Alva está tendida en la cama, durmiendo. Yo, sentado junto a ella, contemplo embobado su delicado y dulce rostro, que refleja un sueño placentero. Aún no puedo creer que esa chica que está tendida en la cama sea mi novia. Aún no puedo creer que ella y yo seamos pareja.
Hace poco escuché que el hipocampo es la parte del cerebro con la que uno se enamora. Yo creo que Alva es la dueña de mi hipocampo, y de mi corazón, y de todo mi cuerpo. Alva es mi vida, mi pasión.
Son las ocho de la mañana del día sábado de un año que ya olvidé. Hoy me toca trabajar, pero en este momento estoy pensando seriamente en faltar al trabajo y quedarme contemplando el rostro de Alva todo el día. Sé que si lo hago probablemente sea despedido, pero no me importaría en lo más mínimo quedarme sin trabajo con tal de seguir observando a mi chica.
De pronto, Alva da un respingón y despierta. “¿Qué haces?”, me pregunta. “Nada, sólo te observo dormir”, le respondo, y le estampo un beso en su mejilla, a lo que ella responde con una sonrisa. “Tontito. Hoy te toca trabajar, anda cámbiate, no vayas a llegar tarde”, me dice. Luego la vuelvo a besar y me pongo de pie para empezar a vestirme.

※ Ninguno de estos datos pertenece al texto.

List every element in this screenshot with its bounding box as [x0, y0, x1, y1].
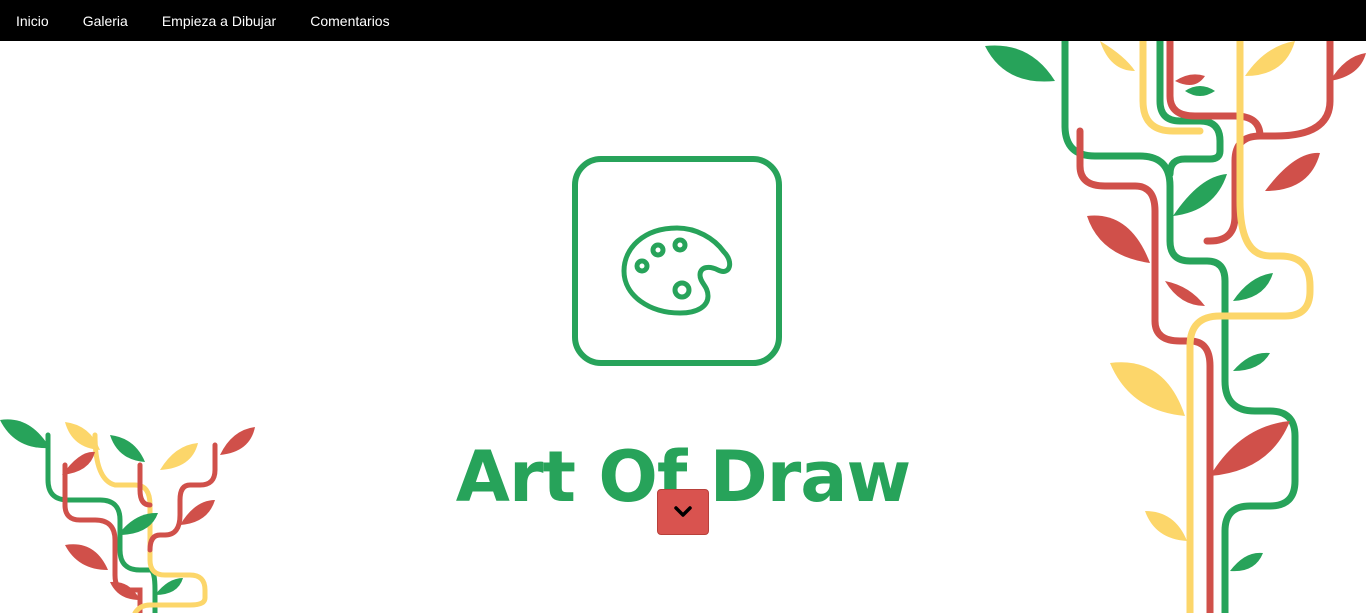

Cuando al fin estoy listo para salir, me acerco a ella para despedirme con un beso, pero al ver su rostro angelical disfrutar del placer del sueño, cambio de idea. Entonces voy hacia el pequeño ropero, cojo el lápiz labial rojo con el que Alva se maquilla todos los días, y escribo en el espejo del pequeño armario: “Me fui al trabajo. Eres mi vida, te amo, nos vemos en la noche”, y salgo de la habitación.
Dos horas después, Alva llama a mi teléfono celular y me dice: “Gracias mi amor, lo de hoy fue un éxtasis de romanticismo. Yo también te amo, tontito”. Yo le respondo que no tiene por qué agradecerme, pues es lo mínimo que puedo hacerle a la dueña de mi hipocampo. Ella no entiende lo que le digo, pero ríe, y yo siento que Alva es el amor de vida.